Anche lo spettacolo principale, Il martirio del pastore, parla di Oscar Romero, non certo un vescovo «ordinario»...

«Certamente mons. Romero è stato un Vescovo "straordinario", e lo è stato non solo per il suo martirio che ha sigillato con il sangue la sua testimonianza, ma perché nella sua intera vita egli ha dimostrato un singolare amore a Cristo, alla sua Chiesa e ad ogni uomo. In questo sta la sua grandezza e la forza del suo messaggio che, lo ripeto, è rivolto a tutti. È l’amore che spiega la fortezza di uomo che ha perseverato nel fare il bene e nel predicare Cristo e la sua giustizia nonostante le incomprensioni e le minacce di morte.


Ci può anticipare se il testo tratterà della tanto dibattuta "Teologia della Liberazione", a cui spesso è associato il Vescovo Romero?
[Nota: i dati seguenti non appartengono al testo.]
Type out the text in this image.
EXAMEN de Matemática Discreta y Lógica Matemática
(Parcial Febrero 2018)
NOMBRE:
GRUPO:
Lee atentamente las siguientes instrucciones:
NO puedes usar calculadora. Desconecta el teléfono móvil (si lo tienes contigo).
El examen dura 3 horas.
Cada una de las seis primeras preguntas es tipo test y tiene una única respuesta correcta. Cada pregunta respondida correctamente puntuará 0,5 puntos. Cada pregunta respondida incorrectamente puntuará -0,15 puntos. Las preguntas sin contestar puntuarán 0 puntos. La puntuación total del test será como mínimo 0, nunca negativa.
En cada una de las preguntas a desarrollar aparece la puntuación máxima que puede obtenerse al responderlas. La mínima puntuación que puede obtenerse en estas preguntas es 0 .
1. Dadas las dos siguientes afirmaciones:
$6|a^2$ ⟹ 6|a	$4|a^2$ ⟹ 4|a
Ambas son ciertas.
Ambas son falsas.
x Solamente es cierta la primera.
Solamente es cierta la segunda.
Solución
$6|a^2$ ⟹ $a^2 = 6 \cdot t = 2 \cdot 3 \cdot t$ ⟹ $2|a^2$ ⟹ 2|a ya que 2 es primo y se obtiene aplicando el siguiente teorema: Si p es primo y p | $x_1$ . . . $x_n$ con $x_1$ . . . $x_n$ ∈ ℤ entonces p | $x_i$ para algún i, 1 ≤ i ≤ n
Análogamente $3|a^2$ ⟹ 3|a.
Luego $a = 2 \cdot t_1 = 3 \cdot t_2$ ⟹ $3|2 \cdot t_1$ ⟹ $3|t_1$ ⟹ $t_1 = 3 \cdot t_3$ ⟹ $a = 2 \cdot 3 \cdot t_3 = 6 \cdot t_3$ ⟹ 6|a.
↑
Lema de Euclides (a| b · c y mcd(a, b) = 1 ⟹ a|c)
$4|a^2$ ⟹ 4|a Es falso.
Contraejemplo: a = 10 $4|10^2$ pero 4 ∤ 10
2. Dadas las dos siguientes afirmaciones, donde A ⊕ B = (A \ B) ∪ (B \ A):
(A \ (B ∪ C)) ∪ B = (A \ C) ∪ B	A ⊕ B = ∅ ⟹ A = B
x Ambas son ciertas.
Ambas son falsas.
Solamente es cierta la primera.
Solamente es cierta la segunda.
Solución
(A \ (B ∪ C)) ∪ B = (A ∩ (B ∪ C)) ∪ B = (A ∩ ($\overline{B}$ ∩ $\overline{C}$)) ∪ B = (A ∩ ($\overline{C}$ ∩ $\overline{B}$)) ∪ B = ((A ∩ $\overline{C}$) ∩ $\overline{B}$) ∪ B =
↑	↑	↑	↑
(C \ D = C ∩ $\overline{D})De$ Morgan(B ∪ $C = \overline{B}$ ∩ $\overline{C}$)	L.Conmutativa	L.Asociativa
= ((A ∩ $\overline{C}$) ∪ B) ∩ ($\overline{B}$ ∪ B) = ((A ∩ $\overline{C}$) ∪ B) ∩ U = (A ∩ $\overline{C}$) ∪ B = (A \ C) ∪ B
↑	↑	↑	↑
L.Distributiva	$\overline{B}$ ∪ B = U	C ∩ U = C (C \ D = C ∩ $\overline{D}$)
È noto che la figura di Romero è stata in questi anni oggetto di molte critiche e di forti dissensi proprio a causa del suo presunto impegno politico e del suo appoggio alla teologia della liberazione. In realtà, se si leggono i suoi scritti e le molte omelie con mente libera da ogni condizionamento ideologico, ci si accorge che il motivo interiore che ha sempre mosso l’arcivescovo nella sua opera di evangelizzazione è unicamente legato alla fedeltà al Vangelo. Predicare il Vangelo, egli diceva, è anche accusa dell’ingiustizia, e Romero ha condannato il potere repressivo del suo tempo, non per motivi ideologici o politici, ma solo per amore a Cristo e a coloro che erano vittime della violenza e dell’ingiustizia. Se Romero può essere considerato un teologo della liberazione è solo in quanto, la parte migliore di questa, si è fatta carico di interpretare il Vangelo come forza di liberazione totale dell’uomo. Il testo del drammaturgo costaricense Samule Rovinschi, dedicato agli ultimi tre anni di vita del vescovo Romero, è stato non solo tradotto, ma anche adattato ad un pubblico che è per lo più estraneo alle vicende storiche dell’America latina di quei tempi. Rimane dunque un’opera che presenta il dramma interiore di un uomo che per la fedeltà alla missione affidatagli da Cristo, ha denunciato con la voce e con il sangue, l’ingiustizia che è originata dal peccato. Il contenuto del Dramma che verrà rappresentato quest’anno sulla piazza del Duomo lo si può racchiudere in queste parole di Romero: "Io voglio essere uno strumento fedele e docile all’azione dello Spirito Santo in questi tempi; presto la mia voce al Signore per essere la voce di chi non ha voce”».